Baby Taco: 3 months, 5 days
I love my dad. I can’t stress that enough. He is a great dad and he raised 3 awesome kids. I’m a college graduate, my sister is currently in college with a great job, has her life together and my brother will be graduating high school this year. My dad continues to be our pillar of strength.
So why was I so upset when my dad took a Thin Mint and instead of eating it himself, he put it to Taco’s mouth and had him lick it? It was not in his mouth for no more than 30 seconds but I yelled. Taco of course loved the new taste and when the cookie was taken away he was still smacking and licking his lips.
I know the cookie was not going to kill him. He was not automatically going to demand to lick Thin Mints now. But here I am a day later still thinking about it.
I guess why I was so upset was that I had no control. I often struggle with this when my parents come over because at one point, they had control over me and they did a great job with me. My dad did not give him the cookie to be mean or hurt him, he gave him the cookie because he was curious. It was also pretty cute.
My grandma would always do things that she was, “not supposed to do”. She would smoke in the car, she would give us extra food and treats. She would let me go across the street. She would let my cousins and I stay outside after dark. I loved my grandma as a kid because at her house, the rules did not apply. I could do whatever I wanted. Grandmas house was the best.
While Taco can’t vocalize who is who and can’t say grandma and grandpa, he knows who they are. When he is with them he is calm. He cuddles. He will smile and engage with them. He loves my parents.
I know that one day I will drop him off at one of their houses. I will give them set instructions on how to take care of him and what he needs when he needs it. And I just need to come to terms that the likelyhood of those rules being followed is unlikely. My parents know what they are doing. They don’t want to hurt him, if anything they want to see him thrive a grow.
A cookie won’t kill him. It won’t get him addicted to sugar and it won’t automatically make him the fat kid. As a parent, I have a right to be upset. I have a right to tell my dad that it’s not ok. At the same time though, my dad loves Taco. He wants nothing but the best for him.
My dad is watching me grow as a mother. It has to be pretty weird for him. At one point it was me laying on his chest and falling asleep. It was me spitting up and crying. Now here I am with my own tiny person. Taco fell asleep on him and my dad reached out to hold my hand. Here he was, his first baby with his first grandbaby. Talk about a lack of control.

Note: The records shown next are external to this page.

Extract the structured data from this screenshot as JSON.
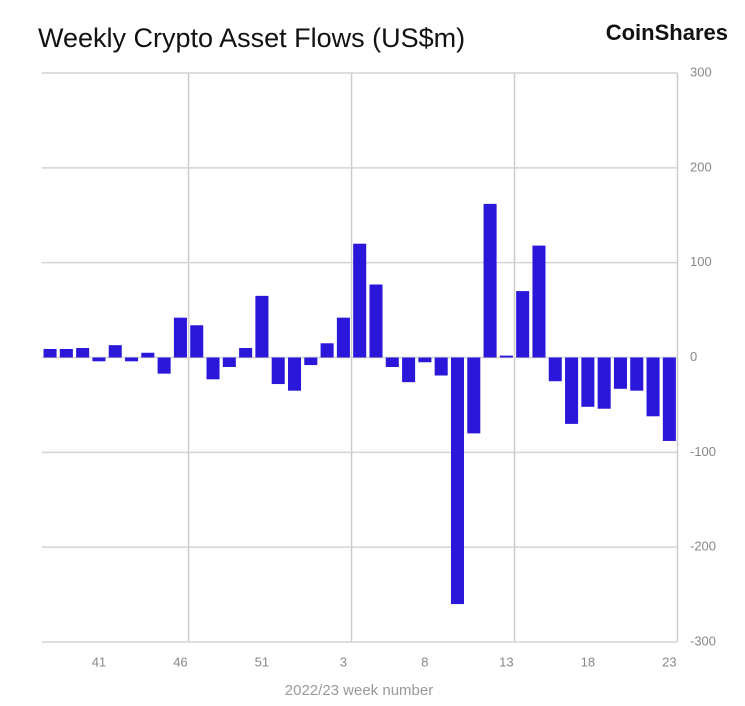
{
  "chart_data": {
    "type": "bar",
    "title": "Weekly Crypto Asset Flows (US$m)",
    "brand": "CoinShares",
    "x_label": "2022/23 week number",
    "categories": [
      null,
      null,
      null,
      "41",
      null,
      null,
      null,
      null,
      "46",
      null,
      null,
      null,
      null,
      "51",
      null,
      null,
      null,
      null,
      "3",
      null,
      null,
      null,
      null,
      "8",
      null,
      null,
      null,
      null,
      "13",
      null,
      null,
      null,
      null,
      "18",
      null,
      null,
      null,
      null,
      "23"
    ],
    "values": [
      9,
      9,
      10,
      -4,
      13,
      -4,
      5,
      -17,
      42,
      34,
      -23,
      -10,
      10,
      65,
      -28,
      -35,
      -8,
      15,
      42,
      120,
      77,
      -10,
      -26,
      -5,
      -19,
      -260,
      -80,
      162,
      2,
      70,
      118,
      -25,
      -70,
      -52,
      -54,
      -33,
      -35,
      -62,
      -88
    ],
    "color": "#2a17d9",
    "ylim": [
      -300,
      300
    ],
    "yticks": [
      -300,
      -200,
      -100,
      0,
      100,
      200,
      300
    ],
    "grid": true
  }
}
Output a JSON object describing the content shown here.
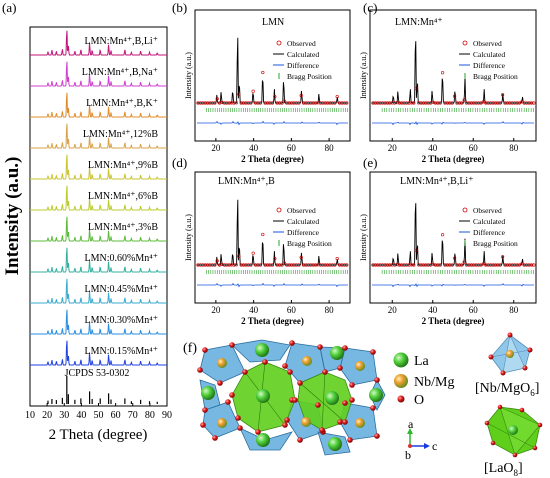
{
  "panel_a": {
    "label": "(a)",
    "ylabel": "Intensity (a.u.)",
    "xlabel": "2 Theta (degree)",
    "xticks": [
      "10",
      "20",
      "30",
      "40",
      "50",
      "60",
      "70",
      "80",
      "90"
    ],
    "traces": [
      {
        "label": "LMN:Mn⁴⁺,B,Li⁺",
        "color": "#c0147a"
      },
      {
        "label": "LMN:Mn⁴⁺,B,Na⁺",
        "color": "#cf3fcf"
      },
      {
        "label": "LMN:Mn⁴⁺,B,K⁺",
        "color": "#e08c2a"
      },
      {
        "label": "LMN:Mn⁴⁺,12%B",
        "color": "#d9a24a"
      },
      {
        "label": "LMN:Mn⁴⁺,9%B",
        "color": "#c9c430"
      },
      {
        "label": "LMN:Mn⁴⁺,6%B",
        "color": "#b8cc2c"
      },
      {
        "label": "LMN:Mn⁴⁺,3%B",
        "color": "#5cbb3a"
      },
      {
        "label": "LMN:0.60%Mn⁴⁺",
        "color": "#33b0a0"
      },
      {
        "label": "LMN:0.45%Mn⁴⁺",
        "color": "#3aaad0"
      },
      {
        "label": "LMN:0.30%Mn⁴⁺",
        "color": "#2a8ee0"
      },
      {
        "label": "LMN:0.15%Mn⁴⁺",
        "color": "#2040e0"
      }
    ],
    "ref_label": "JCPDS 53-0302",
    "ref_color": "#000000",
    "ref_peaks": [
      {
        "x": 20.5,
        "h": 0.12
      },
      {
        "x": 22.8,
        "h": 0.18
      },
      {
        "x": 25.4,
        "h": 0.14
      },
      {
        "x": 28.9,
        "h": 0.22
      },
      {
        "x": 31.5,
        "h": 1.0
      },
      {
        "x": 32.4,
        "h": 0.35
      },
      {
        "x": 36.2,
        "h": 0.15
      },
      {
        "x": 39.7,
        "h": 0.2
      },
      {
        "x": 44.8,
        "h": 0.45
      },
      {
        "x": 46.3,
        "h": 0.18
      },
      {
        "x": 51.0,
        "h": 0.2
      },
      {
        "x": 55.9,
        "h": 0.38
      },
      {
        "x": 57.3,
        "h": 0.16
      },
      {
        "x": 65.4,
        "h": 0.2
      },
      {
        "x": 69.2,
        "h": 0.1
      },
      {
        "x": 74.6,
        "h": 0.15
      },
      {
        "x": 79.8,
        "h": 0.1
      },
      {
        "x": 84.3,
        "h": 0.08
      }
    ]
  },
  "refine_panels": [
    {
      "label": "(b)",
      "title": "LMN"
    },
    {
      "label": "(c)",
      "title": "LMN:Mn⁴⁺"
    },
    {
      "label": "(d)",
      "title": "LMN:Mn⁴⁺,B"
    },
    {
      "label": "(e)",
      "title": "LMN:Mn⁴⁺,B,Li⁺"
    }
  ],
  "refine_common": {
    "ylabel": "Intensity (a.u.)",
    "xlabel": "2 Theta (degree)",
    "xticks": [
      "20",
      "40",
      "60",
      "80"
    ],
    "legend": [
      "Observed",
      "Calculated",
      "Difference",
      "Bragg Position"
    ],
    "colors": {
      "observed": "#cc0000",
      "calculated": "#000000",
      "difference": "#1a55e0",
      "bragg": "#2ca02c"
    }
  },
  "panel_f": {
    "label": "(f)",
    "legend": [
      {
        "name": "La",
        "color": "#2db82d"
      },
      {
        "name": "Nb/Mg",
        "color": "#e0a020"
      },
      {
        "name": "O",
        "color": "#d01010"
      }
    ],
    "poly1_label": "[Nb/MgO",
    "poly1_sub": "6",
    "poly2_label": "[LaO",
    "poly2_sub": "8",
    "axis_a": "a",
    "axis_b": "b",
    "axis_c": "c"
  }
}
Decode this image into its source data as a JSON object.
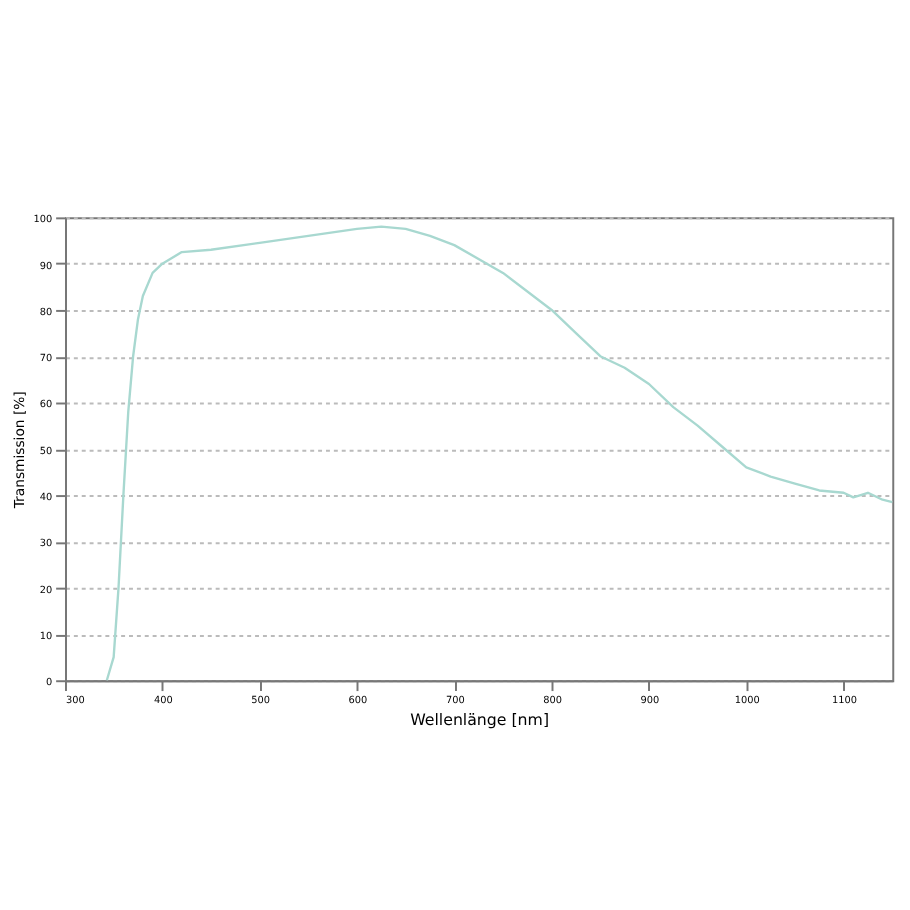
{
  "chart_data": {
    "type": "line",
    "xlabel": "Wellenlänge [nm]",
    "ylabel": "Transmission [%]",
    "x": [
      343,
      350,
      355,
      360,
      365,
      370,
      375,
      380,
      390,
      400,
      420,
      450,
      500,
      550,
      600,
      625,
      650,
      675,
      700,
      750,
      800,
      825,
      850,
      875,
      900,
      925,
      950,
      975,
      1000,
      1025,
      1050,
      1075,
      1100,
      1110,
      1125,
      1140,
      1150
    ],
    "series": [
      {
        "color": "#a8d8d0",
        "values": [
          0,
          5,
          20,
          40,
          58,
          70,
          78,
          83,
          88,
          90,
          92.5,
          93,
          94.5,
          96,
          97.5,
          98,
          97.5,
          96,
          94,
          88,
          80,
          75,
          70,
          67.5,
          64,
          59,
          55,
          50.5,
          46,
          44,
          42.5,
          41,
          40.5,
          39.5,
          40.5,
          39,
          38.5
        ]
      }
    ],
    "xlim": [
      300,
      1150
    ],
    "xticks": [
      300,
      400,
      500,
      600,
      700,
      800,
      900,
      1000,
      1100
    ],
    "ylim": [
      0,
      100
    ],
    "yticks": [
      0,
      10,
      20,
      30,
      40,
      50,
      60,
      70,
      80,
      90,
      100
    ],
    "grid": "y",
    "marker": "none",
    "line_style": "solid"
  }
}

I wonder what he said to my grandma when I was younger. Did he yell at her when I was given an extra cookie? Did he freak out worrying when I would tell him that my cousin and I would climb up trees and jump down from the highest branch?

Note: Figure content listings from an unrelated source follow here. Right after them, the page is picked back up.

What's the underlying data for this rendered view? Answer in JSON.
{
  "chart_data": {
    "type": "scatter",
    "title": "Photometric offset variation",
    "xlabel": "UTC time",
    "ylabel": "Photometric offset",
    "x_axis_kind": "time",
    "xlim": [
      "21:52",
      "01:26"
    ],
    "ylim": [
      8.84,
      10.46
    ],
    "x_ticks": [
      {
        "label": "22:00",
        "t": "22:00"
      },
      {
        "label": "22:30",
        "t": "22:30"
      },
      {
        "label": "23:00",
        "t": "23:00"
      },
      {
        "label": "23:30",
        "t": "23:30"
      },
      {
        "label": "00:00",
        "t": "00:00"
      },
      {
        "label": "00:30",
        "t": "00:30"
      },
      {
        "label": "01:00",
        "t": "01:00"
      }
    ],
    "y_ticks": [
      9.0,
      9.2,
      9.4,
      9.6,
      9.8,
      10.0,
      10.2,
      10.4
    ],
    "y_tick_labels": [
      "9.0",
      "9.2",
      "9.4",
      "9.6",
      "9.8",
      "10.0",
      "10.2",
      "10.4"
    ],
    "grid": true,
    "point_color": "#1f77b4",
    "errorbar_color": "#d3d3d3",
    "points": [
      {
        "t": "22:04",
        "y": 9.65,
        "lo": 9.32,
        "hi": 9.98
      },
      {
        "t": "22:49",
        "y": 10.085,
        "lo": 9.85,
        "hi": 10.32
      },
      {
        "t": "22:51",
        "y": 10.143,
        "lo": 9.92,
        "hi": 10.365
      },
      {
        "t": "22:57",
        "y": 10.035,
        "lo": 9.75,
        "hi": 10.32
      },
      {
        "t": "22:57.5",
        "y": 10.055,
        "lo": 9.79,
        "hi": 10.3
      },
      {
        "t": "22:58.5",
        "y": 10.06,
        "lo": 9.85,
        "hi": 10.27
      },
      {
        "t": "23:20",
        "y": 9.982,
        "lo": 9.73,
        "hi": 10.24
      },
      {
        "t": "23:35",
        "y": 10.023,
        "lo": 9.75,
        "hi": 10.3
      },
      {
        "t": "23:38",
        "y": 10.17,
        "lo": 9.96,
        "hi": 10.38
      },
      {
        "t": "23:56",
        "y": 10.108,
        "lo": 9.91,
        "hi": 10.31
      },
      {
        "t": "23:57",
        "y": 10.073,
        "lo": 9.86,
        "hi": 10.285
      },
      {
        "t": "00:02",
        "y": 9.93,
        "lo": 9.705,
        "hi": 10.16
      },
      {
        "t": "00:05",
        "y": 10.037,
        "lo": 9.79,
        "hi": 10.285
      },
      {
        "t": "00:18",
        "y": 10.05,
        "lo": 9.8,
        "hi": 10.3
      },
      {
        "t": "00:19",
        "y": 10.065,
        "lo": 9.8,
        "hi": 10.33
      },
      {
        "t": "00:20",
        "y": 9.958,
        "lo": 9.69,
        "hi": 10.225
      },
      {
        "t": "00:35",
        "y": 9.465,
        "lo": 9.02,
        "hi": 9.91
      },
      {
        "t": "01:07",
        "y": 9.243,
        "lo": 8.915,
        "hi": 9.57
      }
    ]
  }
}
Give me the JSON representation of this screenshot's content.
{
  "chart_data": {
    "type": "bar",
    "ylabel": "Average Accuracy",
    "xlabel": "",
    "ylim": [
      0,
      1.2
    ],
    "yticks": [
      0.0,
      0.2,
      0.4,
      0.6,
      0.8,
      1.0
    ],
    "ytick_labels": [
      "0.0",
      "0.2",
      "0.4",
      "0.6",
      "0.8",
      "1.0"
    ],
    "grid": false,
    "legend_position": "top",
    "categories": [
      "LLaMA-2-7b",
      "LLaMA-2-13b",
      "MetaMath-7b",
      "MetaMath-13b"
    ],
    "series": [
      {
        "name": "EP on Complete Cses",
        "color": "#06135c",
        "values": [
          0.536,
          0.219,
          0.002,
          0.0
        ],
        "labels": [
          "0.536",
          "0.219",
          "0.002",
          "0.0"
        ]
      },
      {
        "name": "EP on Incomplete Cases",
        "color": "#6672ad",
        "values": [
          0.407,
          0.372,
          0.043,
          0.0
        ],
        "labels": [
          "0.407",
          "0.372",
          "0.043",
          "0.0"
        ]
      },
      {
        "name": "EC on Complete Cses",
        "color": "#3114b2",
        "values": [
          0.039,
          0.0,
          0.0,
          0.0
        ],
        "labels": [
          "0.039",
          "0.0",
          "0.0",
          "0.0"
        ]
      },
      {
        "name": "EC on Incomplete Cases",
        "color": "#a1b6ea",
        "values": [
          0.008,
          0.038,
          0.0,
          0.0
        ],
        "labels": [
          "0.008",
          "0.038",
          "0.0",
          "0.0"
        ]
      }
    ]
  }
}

Maybe he gave him the cookie because at one point my grandma did something like that to me and you know what? I’m fine. I grew up and still made good choices. My dad is learning how to be a grandpa while still simultaneously being a father. He cares for Taco but still makes sure that I’m ok. We are still learning and growing everday. Maybe it’s fine to stop and smell the cookies…but only sometimes!!!!!